Forgive me if I'm nagging on this, I just want to understand this
better.  Why does evaluating a CHECK constraint like 'CHECK some_id %
100 = 32' against WHERE clause like 'WHERE some_id=1132' need to know
anything about equality properites of %?  Or, rather, why does it
stop there?  Can't it just substitute the given value for some_id in
to the check expression, execute it and check the result value for
TRUE/FALSE?

On a related note, how would you recommend implementing some kind of
bin based (i.e. hash values, round robin, etc...) partitioning scheme
if this won't work?  I've tried a number of different approaches with
functions in the check constraint but can't seem to get anything
going there either.  I'm the third person this week (all in this
thread and another I had going) that's interested in this approach.

Erik Jones

Software Developer | Emma®
erik@myemma.com
800.595.4401 or 615.292.5888
615.292.0777 (fax)

Emma helps organizations everywhere communicate & market in style.
Visit us online at http://www.myemma.com

Re: partitioned table query question

From

Tom Lane

Date:

10 December 2007, 19:51:06

Erik Jones <erik@myemma.com> writes:
> Forgive me if I'm nagging on this, I just want to understand this
> better.  Why does evaluating a CHECK constraint like 'CHECK some_id %
> 100 = 32' against WHERE clause like 'WHERE some_id=1132' need to know
> anything about equality properites of %?  Or, rather, why does it
> stop there?  Can't it just substitute the given value for some_id in
> to the check expression, execute it and check the result value for
> TRUE/FALSE?

What "given value"?

What you're missing is that the condition "a = b" does not mean that
"f(a) = f(b)" for every function f.  It is possible to define
constraints on equality that would make that true, but such constraints
would be far stronger than what is required to make btree (or even hash)
indexes work.

In the example I gave, we are able to conclude that 3 is unequal to 9
not because of any a-priori knowledge, but because we apply the specific
operator to the specific constants and find out that it yields false.
Our knowledge of the consistency requirements that are imposed on btree
equality operators then allows us to determine that the two original
conditions can't be true at the same time.

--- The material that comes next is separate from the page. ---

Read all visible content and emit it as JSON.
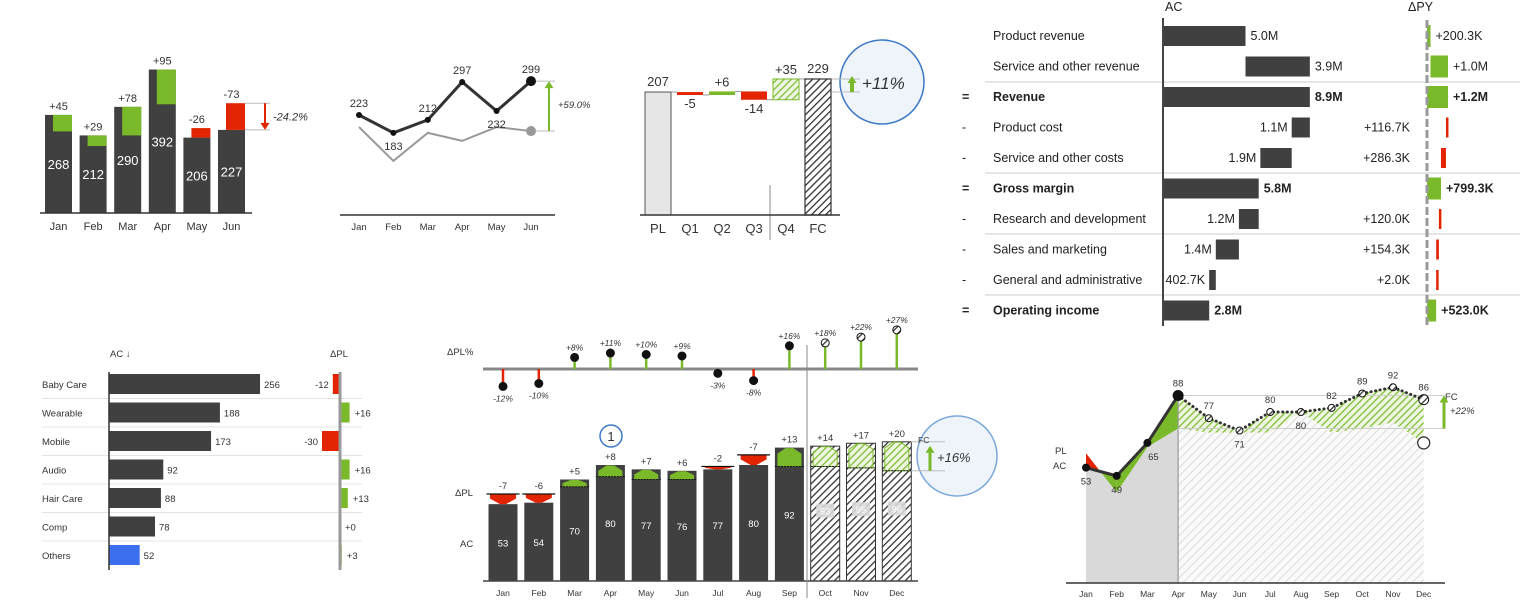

This does *not* imply assuming that the two constants are really "the
same" in the sense that no other operator in the system could tell them
apart.  This isn't mere academic hairsplitting: there actually are
standard equality operators in the system for which such a conclusion
would fail.  I already mentioned float comparison, and numeric
comparison has similar behaviors --- for instance,

regression=# select '0.00'::numeric = '0.0'::numeric;
 ?column?
----------
 t
(1 row)

regression=# select text('0.00'::numeric) = text('0.0'::numeric);
 ?column?
----------
 f
(1 row)

            regards, tom lane

Re: partitioned table query question

From

Erik Jones

Date:

10 December 2007, 21:01:59

On Dec 10, 2007, at 5:50 PM, Tom Lane wrote:

> Erik Jones <erik@myemma.com> writes:
>> Forgive me if I'm nagging on this, I just want to understand this
>> better.  Why does evaluating a CHECK constraint like 'CHECK some_id %
>> 100 = 32' against WHERE clause like 'WHERE some_id=1132' need to know
>> anything about equality properites of %?  Or, rather, why does it
>> stop there?  Can't it just substitute the given value for some_id in
>> to the check expression, execute it and check the result value for
>> TRUE/FALSE?
>
> What "given value"?

The where clause in the select query.
>
> What you're missing is that the condition "a = b" does not mean that
> "f(a) = f(b)" for every function f.  It is possible to define
> constraints on equality that would make that true, but such
> constraints
> would be far stronger than what is required to make btree (or even
> hash)
> indexes work.

In the table constraint CHECK (some_id % 100 = 32), isn't that just f
(a) = 32?

> In the example I gave, we are able to conclude that 3 is unequal to 9
> not because of any a-priori knowledge, but because we apply the
> specific
> operator to the specific constants and find out that it yields false.
> Our knowledge of the consistency requirements that are imposed on
> btree
> equality operators then allows us to determine that the two original
> conditions can't be true at the same time.
>
> This does *not* imply assuming that the two constants are really "the
> same" in the sense that no other operator in the system could tell
> them
> apart.  This isn't mere academic hairsplitting: there actually are
> standard equality operators in the system for which such a conclusion
> would fail.  I already mentioned float comparison, and numeric
> comparison has similar behaviors --- for instance,
>
> regression=# select '0.00'::numeric = '0.0'::numeric;
>  ?column?
> ----------
>  t
> (1 row)
>
> regression=# select text('0.00'::numeric) = text('0.0'::numeric);
>  ?column?
> ----------
>  f
> (1 row)

I get your arguments wrt the known (to the planner) semantics of the
equality operator.  I guess what I don't understand is that given the
query

SELECT COUNT(*)
FROM table
WHERE some_id=34;

on a table with the much discussed constraint (34 % 100) = 32 isn't
simply evaluated as a one-time filter whenever whatever constraint
exclusion code examines child partition tables' constraints.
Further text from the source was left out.